Es como si se nos quisiera situar fuera del tiempo y del espacio, en una especie de limbo, para contarnos la historia. Frente a la rotundidad maciza de ese espacio, Kurosawa se recrea en el bosque donde acaecerán los hechos, en una sinfonía de luces y sombras magistral. Con la luz del sol filtrándose a través de las hojas, y ensombreciendo los rostros de los personajes, descomponiéndolos en múltiples facetas,
la cámara de Kurosawa no descansa: panorámicas que barren el paisaje, travellings laterales, de aproximación, frontales o traseros, picados, contrapicados, primeros planos... una composición siempre cambiante, como si fuera imposible asir de manera sólida lo que se nos cuenta, como si lo narrado se nos escapara de las manos.

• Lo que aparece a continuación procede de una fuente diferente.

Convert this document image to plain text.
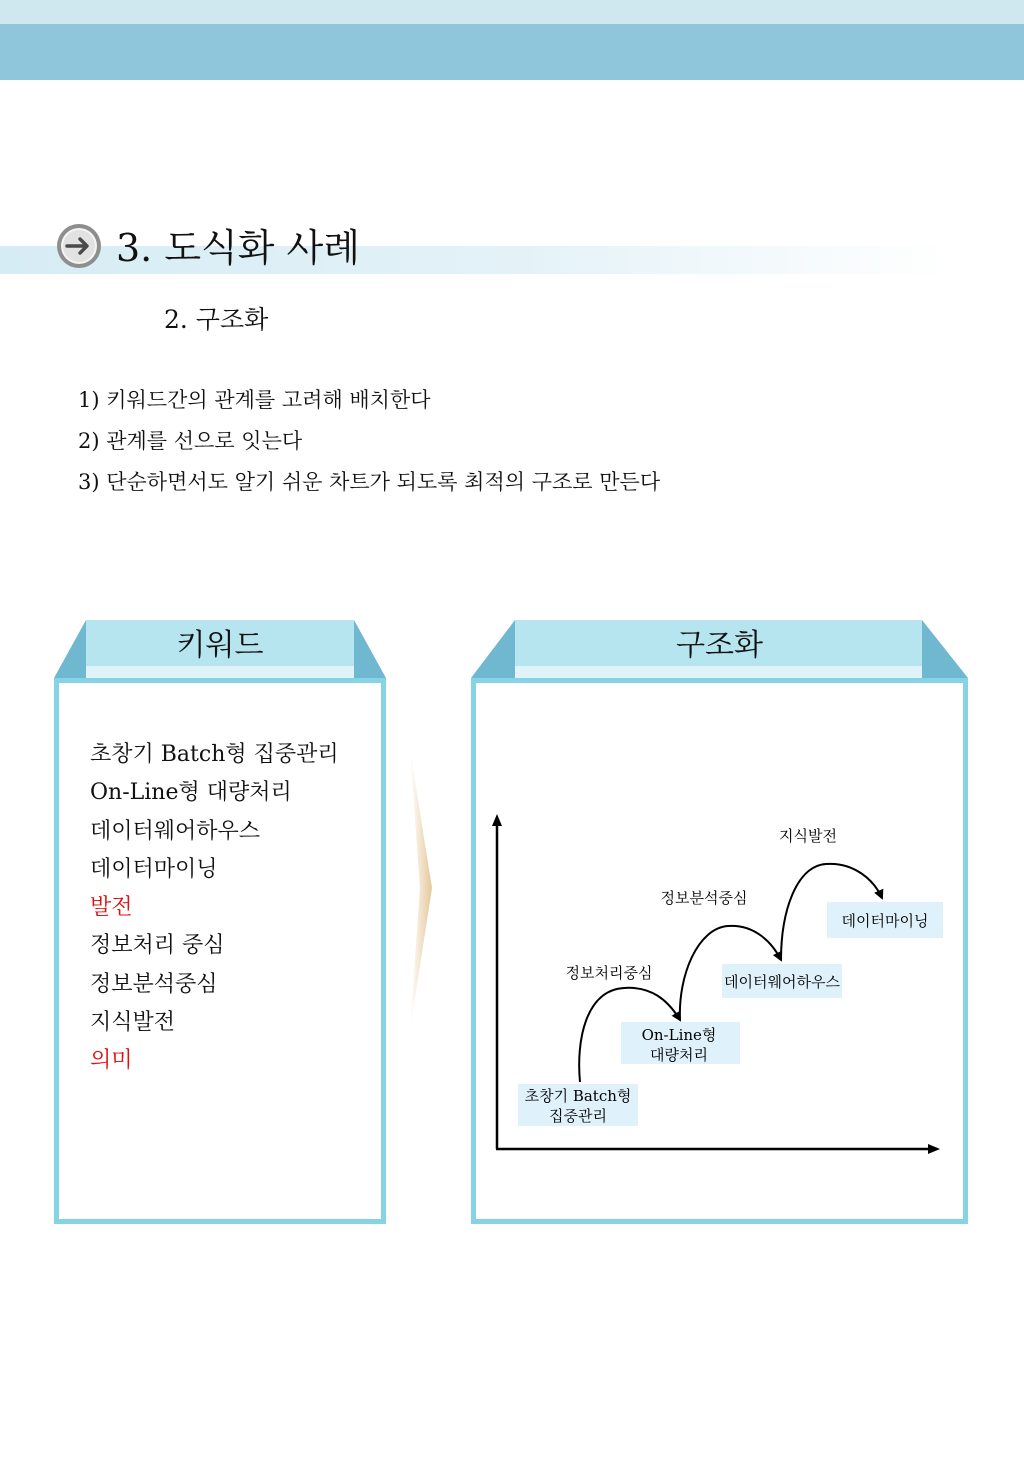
3. 도식화 사례
2. 구조화
1) 키워드간의 관계를 고려해 배치한다
2) 관계를 선으로 잇는다
3) 단순하면서도 알기 쉬운 차트가 되도록 최적의 구조로 만든다
키워드
초창기 Batch형 집중관리
On-Line형 대량처리
데이터웨어하우스
데이터마이닝
발전
정보처리 중심
정보분석중심
지식발전
의미
구조화
초창기 Batch형
집중관리
On-Line형
대량처리
데이터웨어하우스
데이터마이닝
정보처리중심
정보분석중심
지식발전
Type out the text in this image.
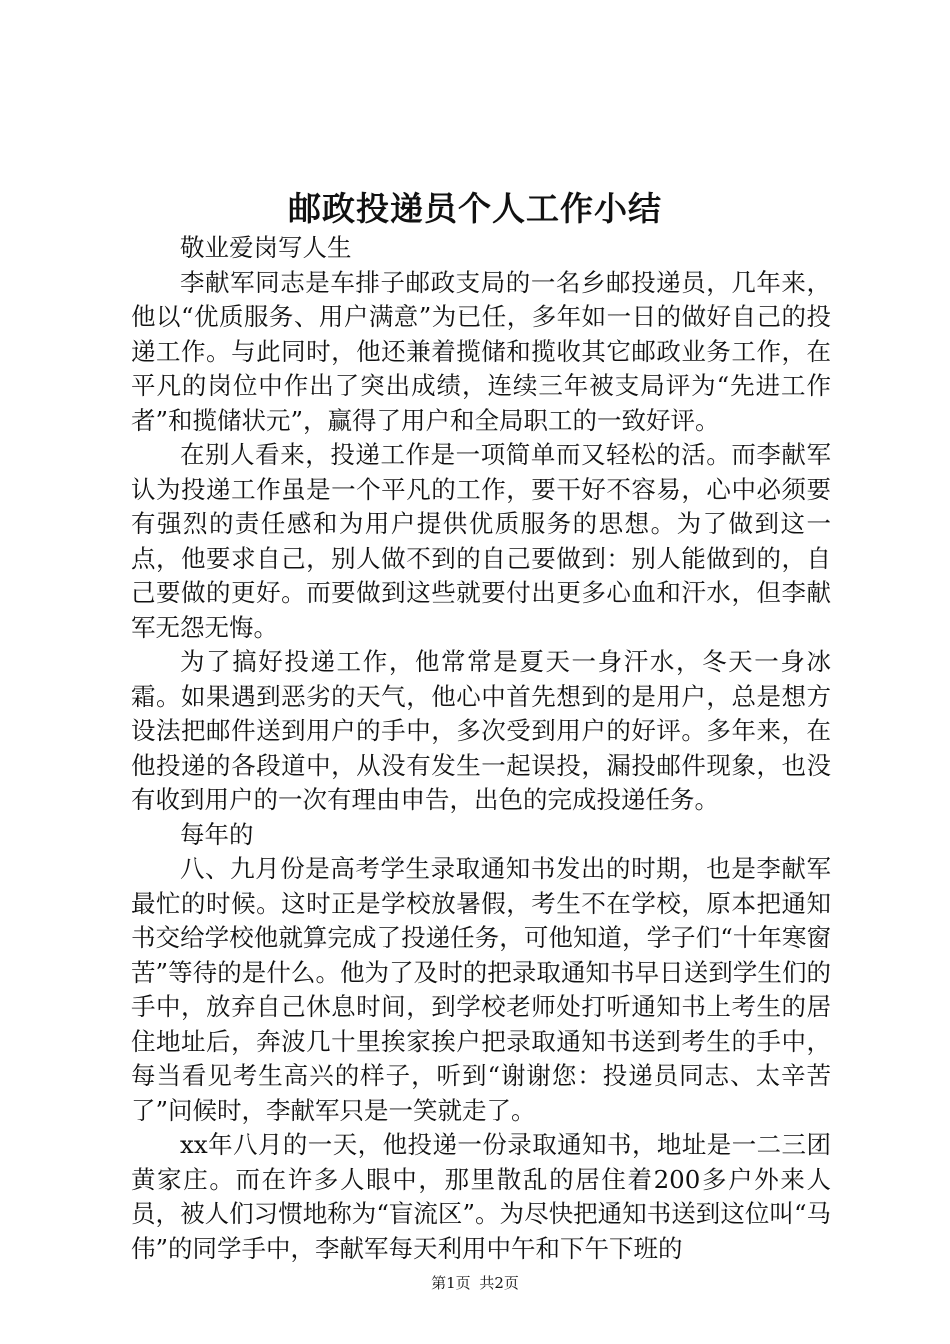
邮政投递员个人工作小结

敬业爱岗写人生

李献军同志是车排子邮政支局的一名乡邮投递员，几年来，他以“优质服务、用户满意”为已任，多年如一日的做好自己的投递工作。与此同时，他还兼着揽储和揽收其它邮政业务工作，在平凡的岗位中作出了突出成绩，连续三年被支局评为“先进工作者”和揽储状元”，赢得了用户和全局职工的一致好评。

在别人看来，投递工作是一项简单而又轻松的活。而李献军认为投递工作虽是一个平凡的工作，要干好不容易，心中必须要有强烈的责任感和为用户提供优质服务的思想。为了做到这一点，他要求自己，别人做不到的自己要做到：别人能做到的，自己要做的更好。而要做到这些就要付出更多心血和汗水，但李献军无怨无悔。

为了搞好投递工作，他常常是夏天一身汗水，冬天一身冰霜。如果遇到恶劣的天气，他心中首先想到的是用户，总是想方设法把邮件送到用户的手中，多次受到用户的好评。多年来，在他投递的各段道中，从没有发生一起误投，漏投邮件现象，也没有收到用户的一次有理由申告，出色的完成投递任务。

每年的

八、九月份是高考学生录取通知书发出的时期，也是李献军最忙的时候。这时正是学校放暑假，考生不在学校，原本把通知书交给学校他就算完成了投递任务，可他知道，学子们“十年寒窗苦”等待的是什么。他为了及时的把录取通知书早日送到学生们的手中，放弃自己休息时间，到学校老师处打听通知书上考生的居住地址后，奔波几十里挨家挨户把录取通知书送到考生的手中，每当看见考生高兴的样子，听到“谢谢您：投递员同志、太辛苦了”问候时，李献军只是一笑就走了。

xx年八月的一天，他投递一份录取通知书，地址是一二三团黄家庄。而在许多人眼中，那里散乱的居住着200多户外来人员，被人们习惯地称为“盲流区”。为尽快把通知书送到这位叫“马伟”的同学手中，李献军每天利用中午和下午下班的

第1页 共2页
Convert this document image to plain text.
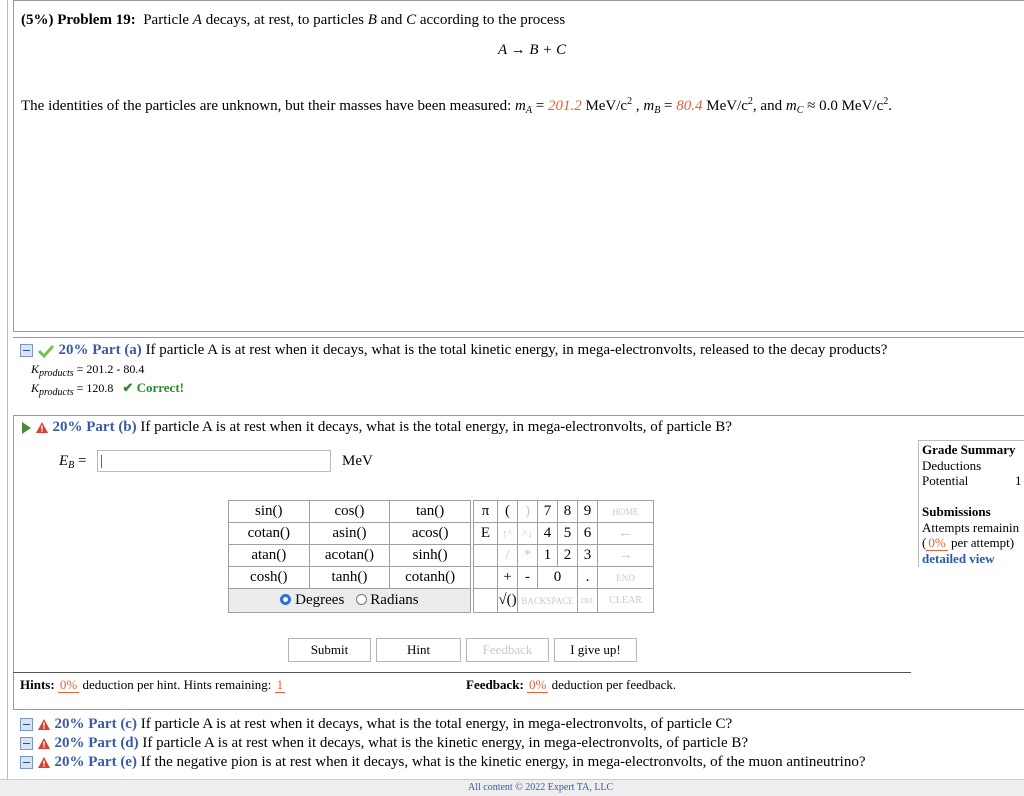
(5%) Problem 19: Particle A decays, at rest, to particles B and C according to the process
A → B + C
The identities of the particles are unknown, but their masses have been measured: $m_A = 201.2$ MeV/$c^2$ , $m_B = 80.4$ MeV/$c^2$, and $m_C \approx 0.0$ MeV/$c^2$.
20% Part (a) If particle A is at rest when it decays, what is the total kinetic energy, in mega-electronvolts, released to the decay products?
$K_{products} = 201.2 - 80.4$
$K_{products} = 120.8$ ✔ Correct!

20% Part (b) If particle A is at rest when it decays, what is the total energy, in mega-electronvolts, of particle B?
$E_B$ =	MeV
Grade Summary
Deductions
Potential	1
Submissions
Attempts remainin
( 0% per attempt)
detailed view
sin()	cos()	tan()
cotan()	asin()	acos()
atan()	acotan()	sinh()
cosh()	tanh()	cotanh()
Degrees Radians		
π	(	)	7	8	9	HOME
E	↑^	^↓	4	5	6	←
	/	*	1	2	3	→
	+	-	0		.	END
	√()	BACKSPACE			DEL	CLEAR
Submit	Hint	Feedback	I give up!
Hints: 0% deduction per hint. Hints remaining: 1	Feedback: 0% deduction per feedback.

20% Part (c) If particle A is at rest when it decays, what is the total energy, in mega-electronvolts, of particle C?

20% Part (d) If particle A is at rest when it decays, what is the kinetic energy, in mega-electronvolts, of particle B?

20% Part (e) If the negative pion is at rest when it decays, what is the kinetic energy, in mega-electronvolts, of the muon antineutrino?
All content © 2022 Expert TA, LLC
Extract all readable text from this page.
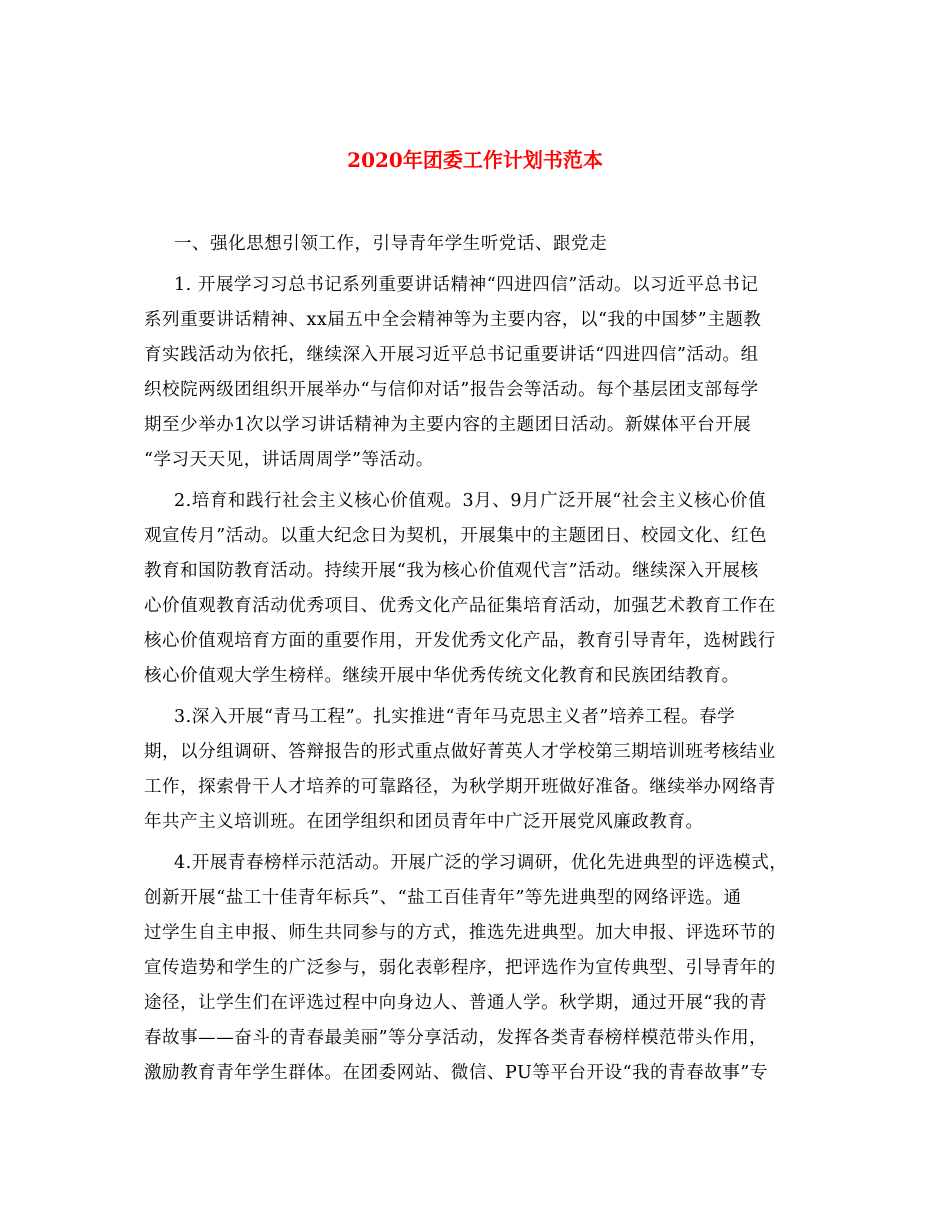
2020年团委工作计划书范本
一、强化思想引领工作，引导青年学生听党话、跟党走
1. 开展学习习总书记系列重要讲话精神“四进四信”活动。以习近平总书记
系列重要讲话精神、xx届五中全会精神等为主要内容，以“我的中国梦”主题教
育实践活动为依托，继续深入开展习近平总书记重要讲话“四进四信”活动。组
织校院两级团组织开展举办“与信仰对话”报告会等活动。每个基层团支部每学
期至少举办1次以学习讲话精神为主要内容的主题团日活动。新媒体平台开展
“学习天天见，讲话周周学”等活动。
2.培育和践行社会主义核心价值观。3月、9月广泛开展“社会主义核心价值
观宣传月”活动。以重大纪念日为契机，开展集中的主题团日、校园文化、红色
教育和国防教育活动。持续开展“我为核心价值观代言”活动。继续深入开展核
心价值观教育活动优秀项目、优秀文化产品征集培育活动，加强艺术教育工作在
核心价值观培育方面的重要作用，开发优秀文化产品，教育引导青年，选树践行
核心价值观大学生榜样。继续开展中华优秀传统文化教育和民族团结教育。
3.深入开展“青马工程”。扎实推进“青年马克思主义者”培养工程。春学
期，以分组调研、答辩报告的形式重点做好菁英人才学校第三期培训班考核结业
工作，探索骨干人才培养的可靠路径，为秋学期开班做好准备。继续举办网络青
年共产主义培训班。在团学组织和团员青年中广泛开展党风廉政教育。
4.开展青春榜样示范活动。开展广泛的学习调研，优化先进典型的评选模式，
创新开展“盐工十佳青年标兵”、“盐工百佳青年”等先进典型的网络评选。通
过学生自主申报、师生共同参与的方式，推选先进典型。加大申报、评选环节的
宣传造势和学生的广泛参与，弱化表彰程序，把评选作为宣传典型、引导青年的
途径，让学生们在评选过程中向身边人、普通人学。秋学期，通过开展“我的青
春故事——奋斗的青春最美丽”等分享活动，发挥各类青春榜样模范带头作用，
激励教育青年学生群体。在团委网站、微信、PU等平台开设“我的青春故事”专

Frente a ello, las declaraciones de los implicados (el leñador que descubrió el cadáver, el monje que se cruzó con la pareja, el hombre que capturó al ladrón, el propio ladrón, Tajômaru, y la mujer violada) se nos ofrecen en planos frontales, fijos, estáticos, dejando fuera del encuadre, en off visual, a la autoridad que ha de juzgar los hechos (en definitiva, pasándonos la papeleta a los espectadores).
Solo se hace una excepción: cuando el muerto “declara” a través de una médium. Para ese momento, Kurosawa nos reserva un despliegue visual completamente distinto, jugando con los elementos fantásticos, caros al director, en forma de extraños sonidos, de voz gutural y de movimientos frenéticos.
La película es un buen ejemplo de una de las señas de identidad del cine de Kurosawa: la fisicidad de las imágenes. Tanta o más importancia que lo que harán los personajes ante nuestros ojos tendrá el medio en que ocurren las cosas: la lluvia, las hierbas, los árboles, el viento (esa brisa que despierta a Tajômaru y le permite ver a la pareja de viajeros),
los rayos de sol, en una suerte de animación del mundo en el que todo es significante. De ahí la importancia de la profundidad de campo, que permite a Kurosawa mantener dentro del plano a los personajes situados en distintos niveles dentro del escenario natural, integrados en él, casi absorbidos por el paisaje, de forma en ocasiones asfixiante.
Junto al poder de las imágenes, el de las interpretaciones. Mención especial, por supuesto, para Toshiro Mifune, componiendo un personaje extremo, paródico, de movimientos sincopados y risa vociferante. En el reparto vemos hasta otros tres de los futuros “7 samuráis”: el gran Takashi Shimura, el leñador;
Minoru Chiaki, el monje;
y Daisuke Katô, el agente que ha detenido a Tajômaru. Además, una espléndida Machiko Kyô, como la violada Masako, y Masayuki Mori, como su esposo.
Aunque hay otros films de Kurosawa que prefiero,
Rashomon me parece impresionante, una indiscutible obra maestra (y aquí sí que me parece que encaja el término a la perfección), tanto dentro de su filmografía como en el conjunto de la historia del cine.